I took the local sub inspector and visited the factory. I told him to introduce me as a buyer from South India. The manager, Shrivastav, showed me the carpets, but when I asked to visit the factory he refused.

My boy had told me that it was behind the showroom. The SI made him open the door. There were more than 100 children there. I asked those from Palamu district to raise their hands. Then I asked them if they wanted to go home, they said they did. My boy was with me.

He told me there was a back entrance through a toilet. I made the boys leave through the back door into a police truck which left for my district immediately. In the meanwhile, three other managers turned up.

The SI asked them to get into my police jeep. I left for my district 20 km away with them. I did not arrest Shrivastav as the boy had told me that he was a good man.

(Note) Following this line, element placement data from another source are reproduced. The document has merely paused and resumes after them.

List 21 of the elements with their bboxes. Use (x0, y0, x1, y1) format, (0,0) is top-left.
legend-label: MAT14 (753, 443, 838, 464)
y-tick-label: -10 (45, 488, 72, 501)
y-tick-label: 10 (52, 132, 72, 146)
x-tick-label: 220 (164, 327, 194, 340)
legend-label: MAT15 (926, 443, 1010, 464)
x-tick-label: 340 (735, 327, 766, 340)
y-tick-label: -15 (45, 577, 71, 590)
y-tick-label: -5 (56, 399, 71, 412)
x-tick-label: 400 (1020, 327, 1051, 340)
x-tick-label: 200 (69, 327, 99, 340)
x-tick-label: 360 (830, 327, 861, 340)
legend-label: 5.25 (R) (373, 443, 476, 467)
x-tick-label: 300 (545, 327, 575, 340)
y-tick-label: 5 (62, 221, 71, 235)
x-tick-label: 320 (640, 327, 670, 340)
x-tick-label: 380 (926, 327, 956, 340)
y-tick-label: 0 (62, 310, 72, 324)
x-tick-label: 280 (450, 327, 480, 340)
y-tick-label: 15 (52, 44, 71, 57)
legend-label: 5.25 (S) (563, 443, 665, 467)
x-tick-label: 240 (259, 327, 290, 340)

Those days there were no mobiles. I called the district higher-ups on my wireless and told them what I had done and would file a detailed report in 15 minutes, by then I had reached my own district.

The factory managers and owners were prosecuted. The children were given medical treatment and admitted to government schools in my district near their village.

This news was reported in the local newspapers. A week later, Kailash Satyarthi and Swami Agnivesh visited me. They congratulated me on my rescue and also gave me information about 133 children who were being exploited. I rescued all of them.